La nomination de Bienvenu Zokoué au poste de ministre de l’Intérieur dans le cadre du remaniement gouvernemental intervenu le 22 mai dernier a laissé vacant l’un des postes les plus stratégiques de l’appareil sécuritaire centrafricain. Alors que les autorités n’ont pas encore désigné son successeur à la direction générale de la Police nationale, plusieurs hauts responsables sont évoqués pour prendre les commandes de l’institution. En coulisses, les enjeux d’influence et les équilibres au sein des sphères sécuritaires alimentent les spéculations.
Un poste stratégique toujours en attente de titulaire
Depuis son entrée au gouvernement, Bienvenu Zokoué a officiellement quitté la direction générale de la Police nationale, une institution clé dans la mise en œuvre de la politique de sécurité intérieure du pays. Toutefois, plusieurs observateurs estiment que l’ancien patron de la police pourrait continuer à jouer un rôle important dans les orientations de son ancienne administration.
Durant son passage à la tête de la Police nationale, il s’est imposé comme l’un des principaux interlocuteurs du président Faustin-Archange Touadéra sur les questions sécuritaires. Sa connaissance approfondie des dossiers sensibles et ses liens avec les plus hautes autorités de l’État lui confèrent encore une influence notable au sein de l’appareil sécuritaire.
Dans ce contexte, le choix de son successeur est perçu comme une décision majeure qui pourrait avoir des répercussions sur l’organisation et les priorités de la Police nationale dans les années à venir.
Armel Baraba parmi les profils les plus cités
Parmi les personnalités dont les noms circulent avec insistance figure Armel Baraba, actuel responsable de l’Office central de répression du banditisme (OCRB). Reconnu pour son expérience dans la lutte contre la criminalité et son engagement sur les questions de sécurité publique, il apparaît comme l’un des candidats les plus sérieux pour accéder à la direction générale.
Son parcours au sein des services de police et sa maîtrise des enjeux liés à la criminalité organisée constituent des atouts importants. Certains observateurs soulignent toutefois que son positionnement au sein des différents réseaux d’influence pourrait peser dans l’équation finale.
Joachim Tindji, l’option de la continuité opérationnelle
Autre personnalité évoquée, Joachim Tindji bénéficie d’une solide réputation dans le domaine des enquêtes criminelles. Actuel adjoint de l’OCRB, il est considéré comme un technicien expérimenté ayant une connaissance approfondie des dossiers sécuritaires les plus sensibles.
Sa proximité avec les réalités du terrain et sa maîtrise des mécanismes d’investigation pourraient constituer des arguments en sa faveur au moment du choix. Plusieurs sources estiment qu’il incarne une option susceptible d’assurer une certaine continuité dans la gestion opérationnelle de la Police nationale.

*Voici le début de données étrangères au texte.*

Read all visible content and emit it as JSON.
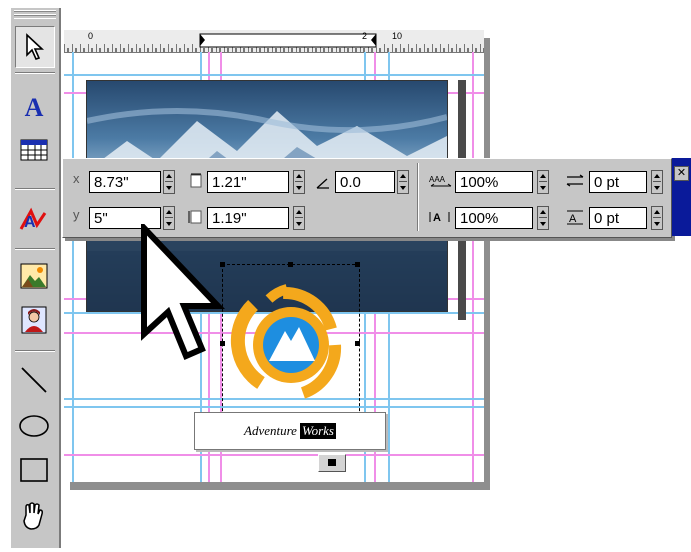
{
  "toolbox": {
    "tools": [
      {
        "name": "selection-tool",
        "icon": "arrow-pointer-icon",
        "active": true
      },
      {
        "name": "type-tool",
        "icon": "type-a-icon",
        "glyph": "A"
      },
      {
        "name": "table-tool",
        "icon": "table-grid-icon"
      },
      {
        "name": "text-path-tool",
        "icon": "text-on-path-icon"
      },
      {
        "name": "picture-box-tool",
        "icon": "picture-landscape-icon"
      },
      {
        "name": "portrait-tool",
        "icon": "portrait-person-icon"
      },
      {
        "name": "line-tool",
        "icon": "diagonal-line-icon"
      },
      {
        "name": "oval-tool",
        "icon": "ellipse-icon"
      },
      {
        "name": "rectangle-tool",
        "icon": "rectangle-icon"
      },
      {
        "name": "pan-tool",
        "icon": "grabber-hand-icon"
      }
    ]
  },
  "ruler": {
    "marks": [
      "0",
      "2",
      "10"
    ]
  },
  "measurements": {
    "x_label": "x",
    "x_value": "8.73\"",
    "y_label": "y",
    "y_value": "5\"",
    "width_value": "1.21\"",
    "height_value": "1.19\"",
    "angle_value": "0.0",
    "h_scale_value": "100%",
    "v_scale_value": "100%",
    "kerning_value": "0 pt",
    "leading_value": "0 pt",
    "close_glyph": "✕"
  },
  "caption": {
    "text": "Adventure",
    "inverted": "Works"
  },
  "colors": {
    "logo_orange": "#f4a81c",
    "logo_blue": "#1e8ee0",
    "guide_cyan": "#7fc6ef",
    "guide_pink": "#f08ee8",
    "palette_gray": "#c6c6c6",
    "close_blue": "#0a1a9a"
  }
}
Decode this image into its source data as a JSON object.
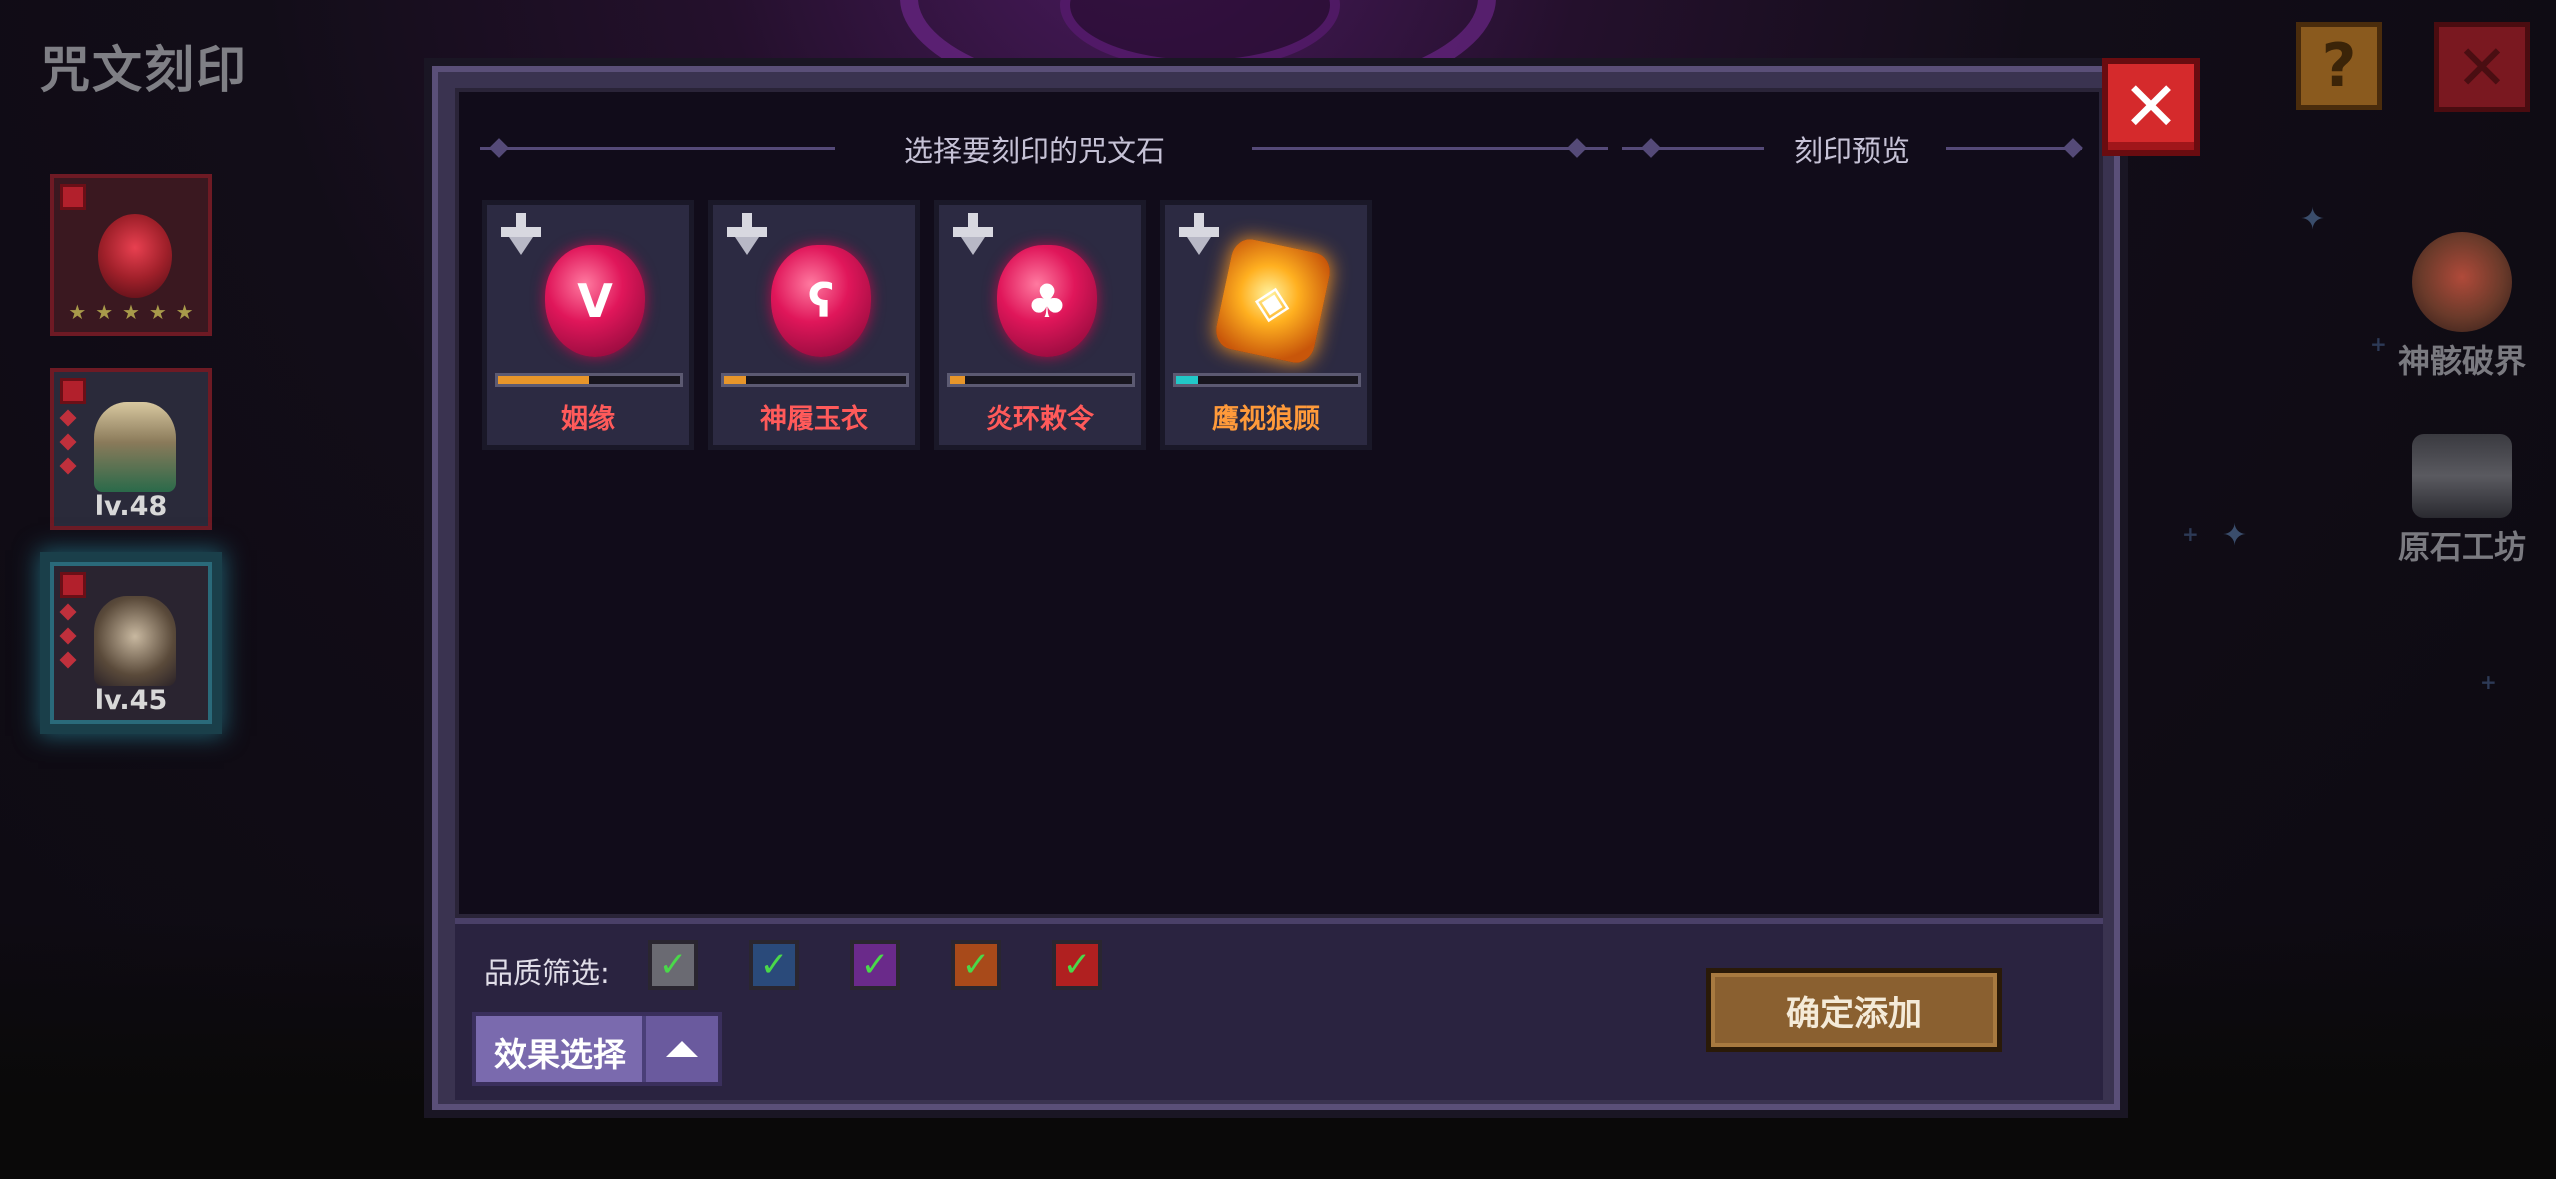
{
  "screen": {
    "title": "咒文刻印"
  },
  "heroes": [
    {
      "level": "",
      "stars": [
        "★",
        "★",
        "★",
        "★",
        "★"
      ]
    },
    {
      "level": "lv.48"
    },
    {
      "level": "lv.45"
    }
  ],
  "top_buttons": {
    "help": "?",
    "close": "✕"
  },
  "side_menu": [
    {
      "label": "神骸破界",
      "icon": "skull-orb-icon"
    },
    {
      "label": "原石工坊",
      "icon": "anvil-icon"
    }
  ],
  "panel": {
    "select_header": "选择要刻印的咒文石",
    "preview_header": "刻印预览",
    "close": "✕",
    "runes": [
      {
        "name": "姻缘",
        "symbol": "V",
        "gem_type": "red",
        "progress": 0.5,
        "progress_color": "#e8962a",
        "name_color": "#ff5a5a"
      },
      {
        "name": "神履玉衣",
        "symbol": "ʕ",
        "gem_type": "red",
        "progress": 0.12,
        "progress_color": "#e8962a",
        "name_color": "#ff5a5a"
      },
      {
        "name": "炎环敕令",
        "symbol": "♣",
        "gem_type": "red",
        "progress": 0.08,
        "progress_color": "#e8962a",
        "name_color": "#ff5a5a"
      },
      {
        "name": "鹰视狼顾",
        "symbol": "◈",
        "gem_type": "gold",
        "progress": 0.12,
        "progress_color": "#22c8c8",
        "name_color": "#ff9a3a"
      }
    ],
    "quality_filter": {
      "label": "品质筛选:",
      "options": [
        {
          "color": "#6a6a72",
          "checked": true
        },
        {
          "color": "#2a4a7a",
          "checked": true
        },
        {
          "color": "#6a2a8a",
          "checked": true
        },
        {
          "color": "#a84a1a",
          "checked": true
        },
        {
          "color": "#b02020",
          "checked": true
        }
      ]
    },
    "effect_select": "效果选择",
    "confirm": "确定添加"
  }
}
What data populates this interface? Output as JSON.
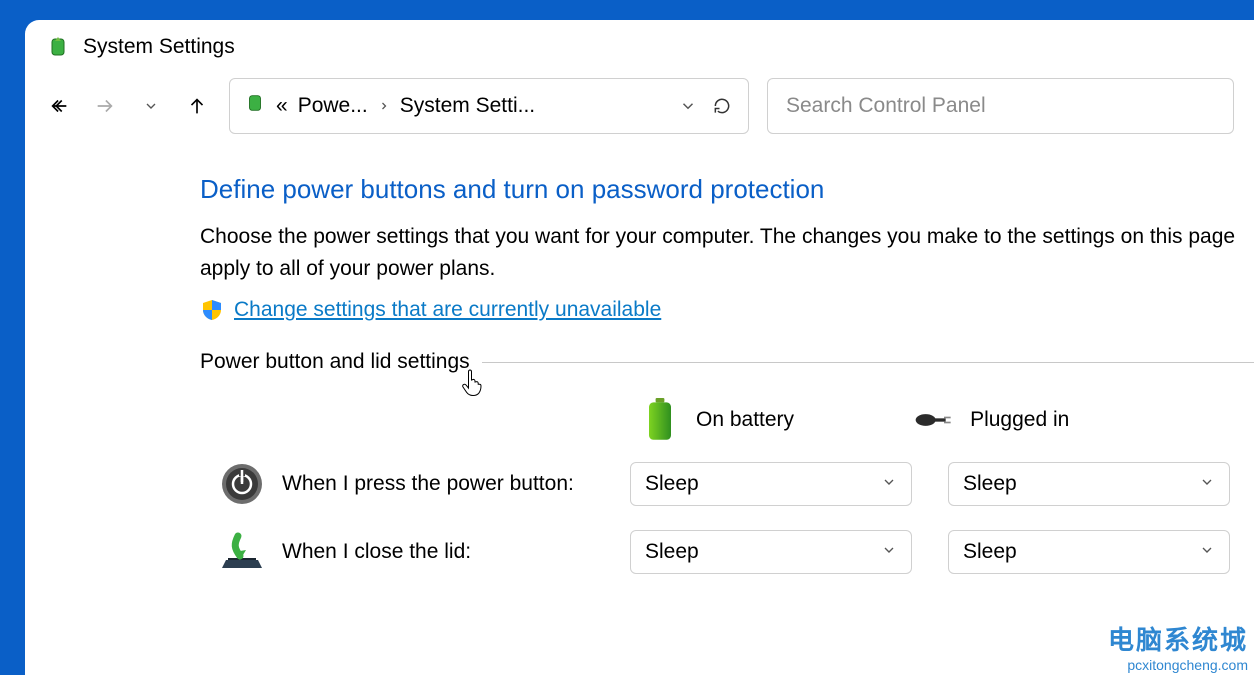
{
  "window": {
    "title": "System Settings"
  },
  "breadcrumb": {
    "ellipsis": "«",
    "part1": "Powe...",
    "part2": "System Setti..."
  },
  "search": {
    "placeholder": "Search Control Panel"
  },
  "main": {
    "heading": "Define power buttons and turn on password protection",
    "description": "Choose the power settings that you want for your computer. The changes you make to the settings on this page apply to all of your power plans.",
    "change_link": "Change settings that are currently unavailable",
    "section_label": "Power button and lid settings",
    "columns": {
      "battery": "On battery",
      "plugged": "Plugged in"
    },
    "rows": [
      {
        "label": "When I press the power button:",
        "battery_value": "Sleep",
        "plugged_value": "Sleep"
      },
      {
        "label": "When I close the lid:",
        "battery_value": "Sleep",
        "plugged_value": "Sleep"
      }
    ]
  },
  "watermark": {
    "line1": "电脑系统城",
    "line2": "pcxitongcheng.com"
  }
}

Le colonel Nguimalé également dans la course
Le nom du colonel Bienvenu Paterne Nguimalé revient également parmi les profils susceptibles d’être retenus. Ancien responsable au sein de la police de l’immigration et des frontières, il dispose d’une expérience significative dans la gestion des questions migratoires et administratives.
Sa proximité avec certaines personnalités influentes de la scène politique nationale est souvent présentée comme un élément pouvant renforcer sa candidature. Cependant, son parcours a également été marqué par des divergences avec l’actuel ministre de l’Intérieur. Les désaccords qui avaient émergé autour de certains projets de réforme liés aux documents de voyage et aux procédures migratoires continuent d’alimenter les commentaires dans les milieux sécuritaires.
Une décision très attendue
Alors que la lutte contre la criminalité, la sécurisation du territoire et la modernisation des forces de sécurité demeurent des priorités pour les autorités centrafricaines, la nomination du futur directeur général de la Police nationale revêt une importance particulière.
Les observateurs s’accordent à dire que le profil retenu devra répondre à plusieurs exigences : expérience opérationnelle, capacité de gestion, loyauté institutionnelle et aptitude à travailler avec les différents acteurs impliqués dans les questions de sécurité.
En attendant l’annonce officielle, les spéculations se poursuivent au sein des cercles politiques et sécuritaires. Une chose est certaine : le choix du prochain patron de la Police nationale sera scruté avec attention, tant il pourrait influencer l’évolution de l’appareil sécuritaire centrafricain dans les mois à venir.